Following treatment with diazepam, patients achieved resolution of clinical relevant seizures within 10 minutes, with no adverse events that led to discontinuation or respiratory depression.
Recently announced interim findings from a Japanese-based phase 3 study assessing Aculys Pharma’s diazepam nasal spray showed that the antiseizure medication was effective across multiple clinical end points, demonstrating efficacy and safety. Based on these data, the company plans to intend to submit a new drug application in Japan for the agent as a treatment for patients with recurrent epileptic seizures.1
According to the company, treatment with a single dose of the agent resulted in resolution of clinically relevant seizures within 10 minutes after administration. In addition, diazepam-treated participants remained free from seizures or convulsions for 30 minutes after starting treatment. Although there were no specifics on the data released, the company plans to present the results of the interim analysis at an upcoming Japanese medical conference.

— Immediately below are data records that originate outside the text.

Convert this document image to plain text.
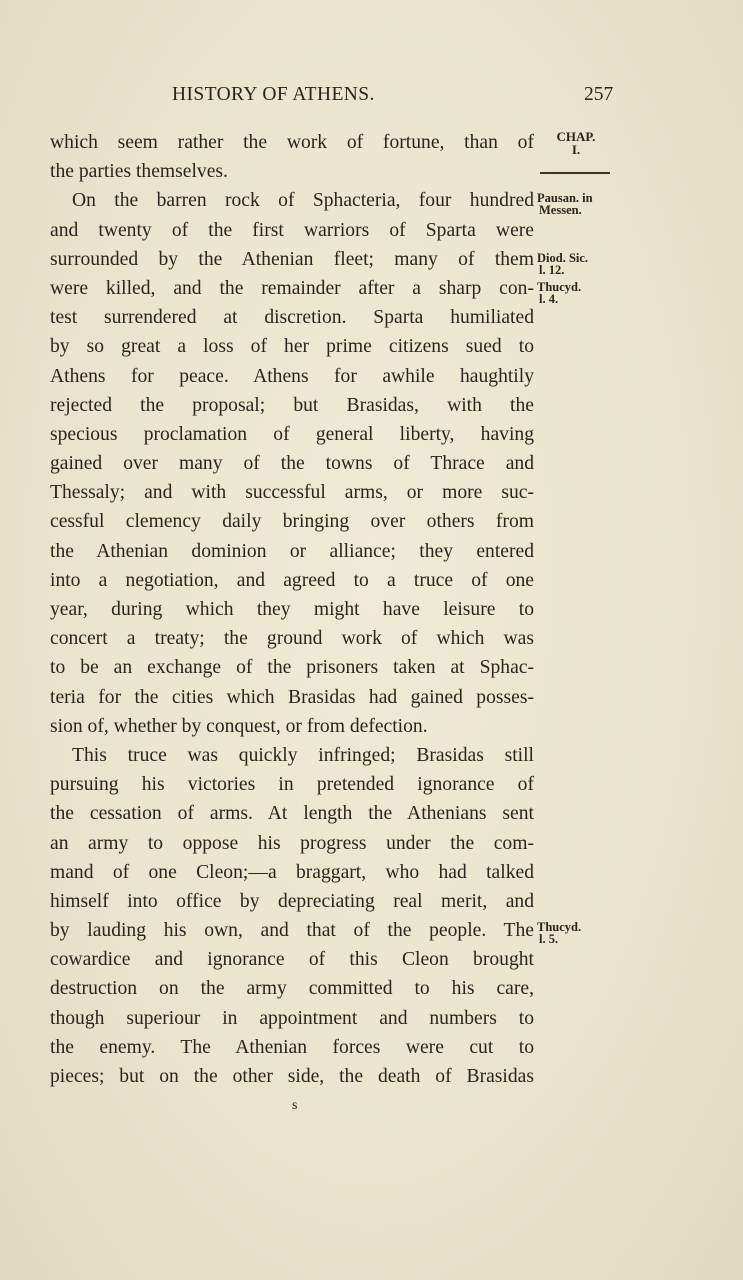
HISTORY OF ATHENS.	257
CHAP.
I.
which seem rather the work of fortune, than of
the parties themselves.
On the barren rock of Sphacteria, four hundred
and twenty of the first warriors of Sparta were
surrounded by the Athenian fleet; many of them
were killed, and the remainder after a sharp con-
test surrendered at discretion. Sparta humiliated
by so great a loss of her prime citizens sued to
Athens for peace. Athens for awhile haughtily
rejected the proposal; but Brasidas, with the
specious proclamation of general liberty, having
gained over many of the towns of Thrace and
Thessaly; and with successful arms, or more suc-
cessful clemency daily bringing over others from
the Athenian dominion or alliance; they entered
into a negotiation, and agreed to a truce of one
year, during which they might have leisure to
concert a treaty; the ground work of which was
to be an exchange of the prisoners taken at Sphac-
teria for the cities which Brasidas had gained posses-
sion of, whether by conquest, or from defection.
This truce was quickly infringed; Brasidas still
pursuing his victories in pretended ignorance of
the cessation of arms. At length the Athenians sent
an army to oppose his progress under the com-
mand of one Cleon;—a braggart, who had talked
himself into office by depreciating real merit, and
by lauding his own, and that of the people. The
cowardice and ignorance of this Cleon brought
destruction on the army committed to his care,
though superiour in appointment and numbers to
the enemy. The Athenian forces were cut to
pieces; but on the other side, the death of Brasidas
Pausan. in
Messen.
Diod. Sic.
l. 12.
Thucyd.
l. 4.
Thucyd.
l. 5.
s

"Many epilepsy patients are able to lead normal social lives with appropriate treatment, but those who have difficulty controlling their seizures with medication are living with the anxiety of seizures that could occur anywhere and at any time," Kazunari Tsunaba, president and representative director, Aculys Pharma, said in a statement.1 "We believe that access to emergency treatment that is convenient and easy for non-medical personnel to use appropriately in the event of a seizure, in addition to being effective and safe, will help reduce the emotional burden on patients and their caregivers, as well as the risk of sequelae due to prolonged seizures."
The study, the first such phase 3 study of diazepam nasal spray in Japan, assessed Aculy’s formulation of the antiseizure medication for which has been FDA-approved since 2020.2 At the conclusion of the treatment period, treatment with the therapy resulted in benefits on efficacy end points, as well as no serious AEs and no AEs related to respiratory depression.
Aculys Phara currently holds an executive license to develop and commercialize the diazepam nasal spray in Japan and the Asia-Pacific region. The therapy, originally developed by Neurelis and marketed under the name Valtoco, was approved as the first nasal spray to be used as a rescue treatment for patients with epilepsy aged 6 and older. Findings from an open-label, repeat dose, clinical trial of over 130 patients and more than 2000 seizures served as the basis for the drug’s approval.
Tsunaba added, "Intranasal anticonvulsants, which are easy for families and caregivers to administer to patients with epileptic seizures, have been approved in the U.S. since 2020 and are widely used there. In our efforts to eliminate the problems of drug lag and drug loss, we will continue to work with medical professionals and regulatory authorities to promote our business in order to bring innovative treatments and hope to patients with recurrent seizures and their caregivers as soon as possible."1
In late 2022, post-hoc data from the study supporting Valtoco’s approval further demonstrated diazepam’s impact on prolonging time intervals between seizure clusters. In an exploratory analysis of 151 patients who had 1 ore more seizure interval (SEIVAL), median SEIVALS increased significantly from Periods 2 to 4 (Period 1: day 0; Period 4: day 360) compared with Period 1 (P <.01). Additionally, SEIVAL increased from 12.2 days in Period 1 to 25.7 days in Period 4.3
SEIVALs were also calculated for adult patients who completed the Quality of Life in Epilepsy (QOLIE)-31-P tool, an epilepsy-specific instrument that uses numeric values (1-100) assigned to responses, with higher scores indicating better quality of life. Among this subgroup (n = 74) of responders, findings showed that quality-of-life scores were maintained across the 12-month study period, generally with small directional improvement in mean overall scores. From Periods 1 to 4 in the consistent cohort, the subgroup of adults who completed the QOLIE-31-P at both baseline and day 365 had similar change in SEIVAL between Period 1 and Period 4 (12.2 days) to the total consistent cohort (12.9 days; n = 76).